Incentives and Assistance: Principal = Bureau of Primary Health Care, Agent = Community Health Center
Chief executive officers and team leaders most frequently selected direct patient care services (44%) as an area where Bureau of Primary Health Care funding was most needed to improve the Collaboratives (), followed by funding for data entry (34%) and staff time spent on quality improvement (26%).

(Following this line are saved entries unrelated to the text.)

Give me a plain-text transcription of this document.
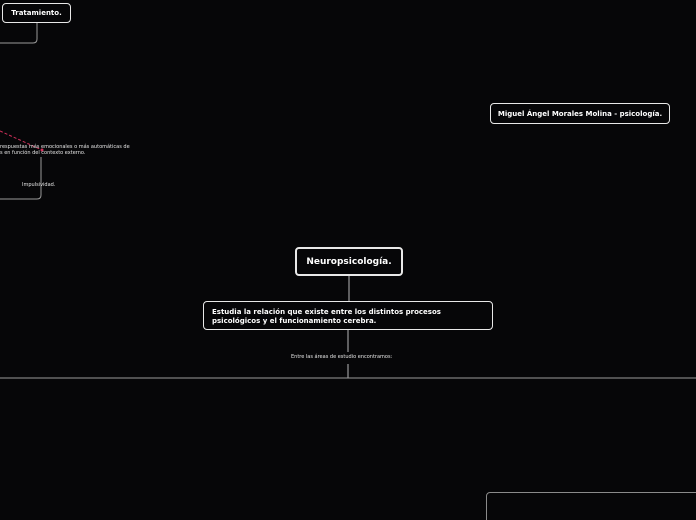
Tratamiento.
respuestas más emocionales o más automáticas de
s en función del contexto externo.
Impulsividad.
Miguel Ángel Morales Molina - psicología.
Neuropsicología.
Estudia la relación que existe entre los distintos procesos psicológicos y el funcionamiento cerebra.
Entre las áreas de estudio encontramos:
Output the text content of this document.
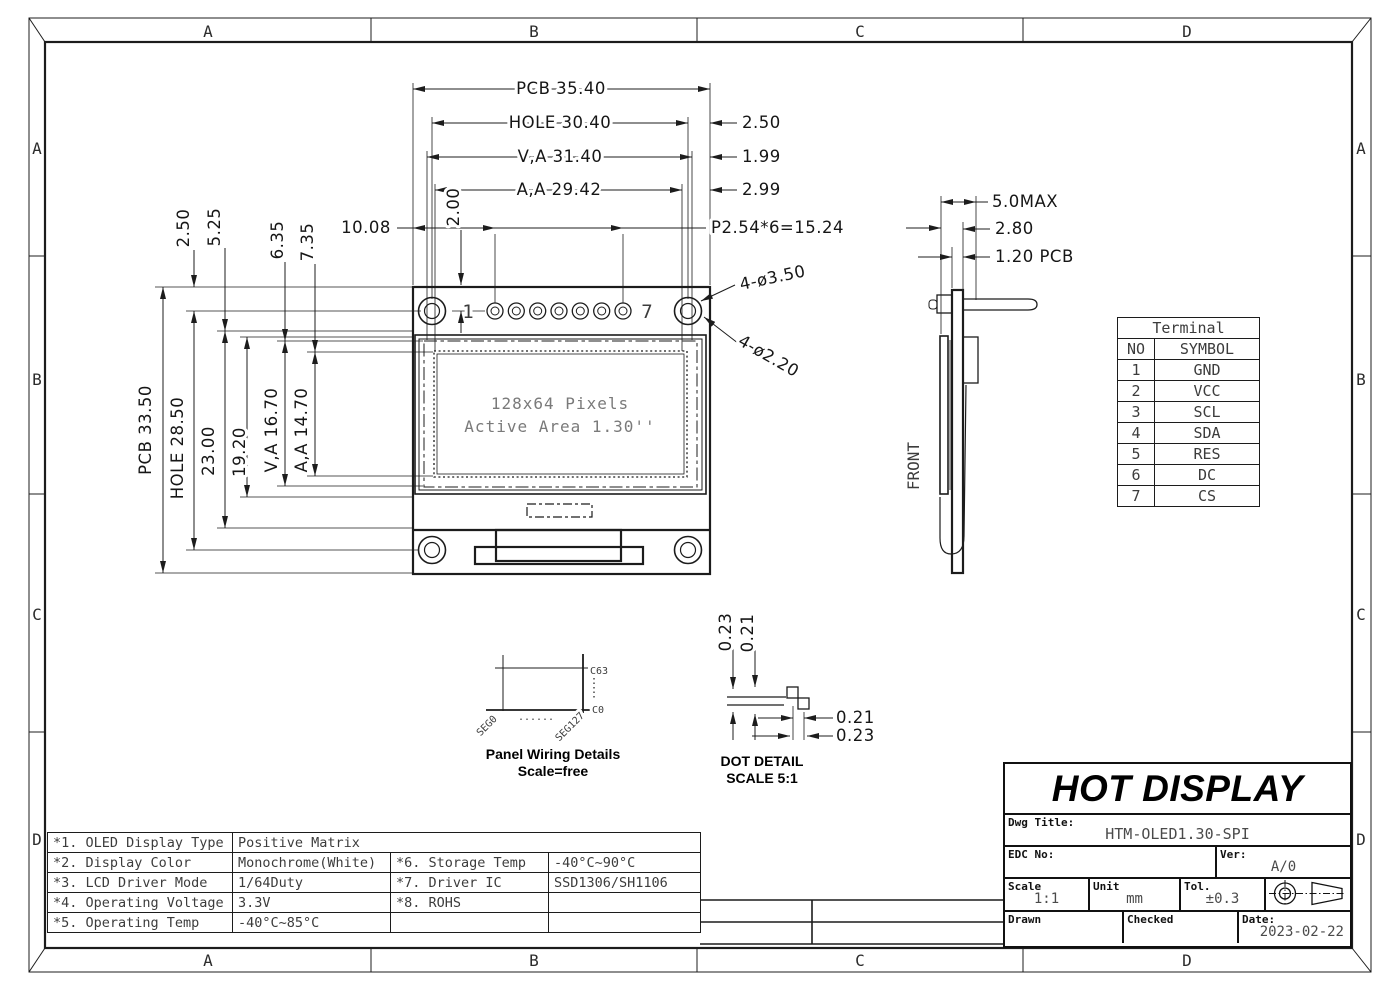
A	B	C	D
A	B	C	D
A
B
C
D
A
B
C
D
1	7
128x64 Pixels
Active Area 1.30''
PCB 35.40
HOLE 30.40
V,A 31.40
A,A 29.42
2.50
1.99
2.99
P2.54*6=15.24
10.08
2.00
2.50 5.25	6.35 7.35
PCB 33.50 HOLE 28.50 23.00 19.20 V,A 16.70 A,A 14.70
4-ø3.50
4-ø2.20
5.0MAX
2.80
1.20 PCB
FRONT
C63
C0
SEG0	SEG127
......
Panel Wiring Details
Scale=free
0.23 0.21
0.21
0.23
DOT DETAIL
SCALE 5:1
Terminal	
NO	SYMBOL
1	GND
2	VCC
3	SCL
4	SDA
5	RES
6	DC
7	CS
*1. OLED Display Type	Positive Matrix		
*2. Display Color	Monochrome(White)	*6. Storage Temp	-40°C~90°C
*3. LCD Driver Mode	1/64Duty	*7. Driver IC	SSD1306/SH1106
*4. Operating Voltage	3.3V	*8. ROHS	
*5. Operating Temp	-40°C~85°C		
HOT DISPLAY
Dwg Title:
HTM-OLED1.30-SPI
EDC No:	Ver:
A/0
Scale
1:1
Unit
mm
Tol.
±0.3
Drawn	Checked	Date:
2023-02-22
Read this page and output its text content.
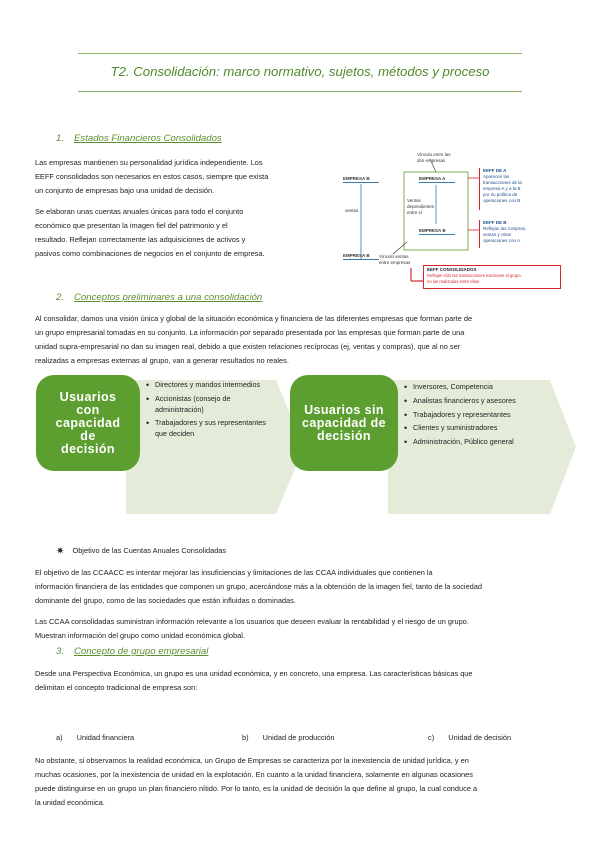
T2. Consolidación: marco normativo, sujetos, métodos y proceso
1. Estados Financieros Consolidados
Las empresas mantienen su personalidad jurídica independiente. Los
EEFF consolidados son necesarios en estos casos, siempre que exista
un conjunto de empresas bajo una unidad de decisión.
Se elaboran unas cuentas anuales únicas para todo el conjunto
económico que presentan la imagen fiel del patrimonio y el
resultado. Reflejan correctamente las adquisiciones de activos y
pasivos como combinaciones de negocios en el conjunto de empresa.
Vínculo entre las
dos empresas
EMPRESA B	EMPRESA A
ventas
Ventas
dependientes
entre sí
EMPRESA B
EMPRESA B	Vínculo ventas
entre empresas
EEFF DE A
Aparecen las
transacciones de la
empresa A y a la B
por su política de
operaciones con B
EEFF DE B
Reflejan las compras,
ventas y otras
operaciones con A
EEFF CONSOLIDADOS
Reflejan sólo las transacciones exteriores al grupo,
no las realizadas entre ellas
2. Conceptos preliminares a una consolidación
Al consolidar, damos una visión única y global de la situación económica y financiera de las diferentes empresas que forman parte de
un grupo empresarial tomadas en su conjunto. La información por separado presentada por las empresas que forman parte de una
unidad supra-empresarial no dan su imagen real, debido a que existen relaciones recíprocas (ej, ventas y compras), que al no ser
realizadas a empresas externas al grupo, van a generar resultados no reales.
Usuarios
con
capacidad
de
decisión
• Directores y mandos intermedios
• Accionistas (consejo de administración)
• Trabajadores y sus representantes que deciden
Usuarios sin
capacidad de
decisión
• Inversores, Competencia
• Analistas financieros y asesores
• Trabajadores y representantes
• Clientes y suministradores
• Administración, Público general
✷ Objetivo de las Cuentas Anuales Consolidadas
El objetivo de las CCAACC es intentar mejorar las insuficiencias y limitaciones de las CCAA individuales que contienen la
información financiera de las entidades que componen un grupo, acercándose más a la obtención de la imagen fiel, tanto de la sociedad
dominante del grupo, como de las sociedades que están influidas o dominadas.
Las CCAA consolidadas suministran información relevante a los usuarios que deseen evaluar la rentabilidad y el riesgo de un grupo.
Muestran información del grupo como unidad económica global.
3. Concepto de grupo empresarial
Desde una Perspectiva Económica, un grupo es una unidad económica, y en concreto, una empresa. Las características básicas que
delimitan el concepto tradicional de empresa son:
a) Unidad financiera	b) Unidad de producción	c) Unidad de decisión
No obstante, si observamos la realidad económica, un Grupo de Empresas se caracteriza por la inexistencia de unidad jurídica, y en
muchas ocasiones, por la inexistencia de unidad en la explotación. En cuanto a la unidad financiera, solamente en algunas ocasiones
puede distinguirse en un grupo un plan financiero nítido. Por lo tanto, es la unidad de decisión la que define al grupo, la cual conduce a
la unidad económica.
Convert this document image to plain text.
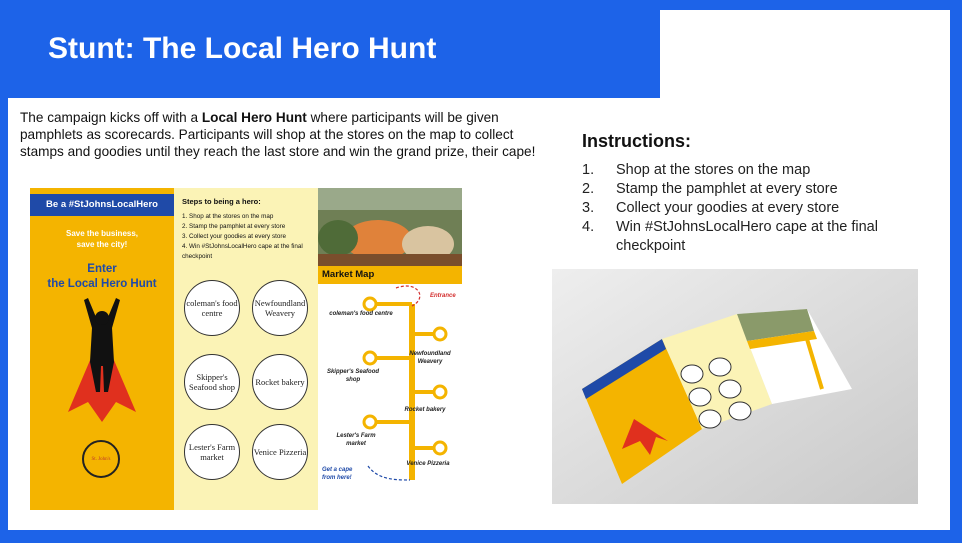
Stunt: The Local Hero Hunt
The campaign kicks off with a Local Hero Hunt where participants will be given pamphlets as scorecards. Participants will shop at the stores on the map to collect stamps and goodies until they reach the last store and win the grand prize, their cape!
Instructions:
1.	Shop at the stores on the map
2.	Stamp the pamphlet at every store
3.	Collect your goodies at every store
4.	Win #StJohnsLocalHero cape at the final checkpoint
Be a #StJohnsLocalHero
Save the business,
save the city!
Enter
the Local Hero Hunt
St. John's
Steps to being a hero:
1. Shop at the stores on the map
2. Stamp the pamphlet at every store
3. Collect your goodies at every store
4. Win #StJohnsLocalHero cape at the final checkpoint
coleman's food centre
Newfoundland Weavery
Skipper's Seafood shop	Rocket bakery
Lester's Farm market	Venice Pizzeria
Market Map
Entrance
coleman's food centre
Newfoundland Weavery
Skipper's Seafood shop
Rocket bakery
Lester's Farm market
Venice Pizzeria
Get a cape from here!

Preferred Targeting of Funding and Assistance from Bureau of Primary Health Care and Health Center Leadership for Success of Health Disparities Collaboratives
Variation by respondent type and by paid protected time
Perceptions of the HDC and attitudes toward incentives differed according to respondent type, most notably in the areas of finance and motivation. Chief executive officers, medical directors and team leaders were more likely to disagree that funding was sufficient to run the Collaboratives as compared to team members and non-team staff (71%, 59%, 64% vs. 46%, 29%, p<0.0001). Chief executive officers were also less likely than team members and non-team staff to respond that center finances had improved as a result of the Collaboratives (12% vs. 21%, 33%, p<0.0001). Team leaders and team members were more likely than chief executive officers and non-team staff to report that the workload was not shared fairly (47%, 38% vs. 24%, 23%, p<0.0001).
Forty-one percent of centers that responded had no paid protected time for at least one of the following activities: data entry, use of registry data for patient needs, and leading quality improvement interventions. Centers with paid protected time for data entry, and use of registry data for patient needs, were less likely to report burnout compared to those centers without paid protected time (61% vs. 83%, p=.01 and 56% vs. 84%, p<.01, respectively).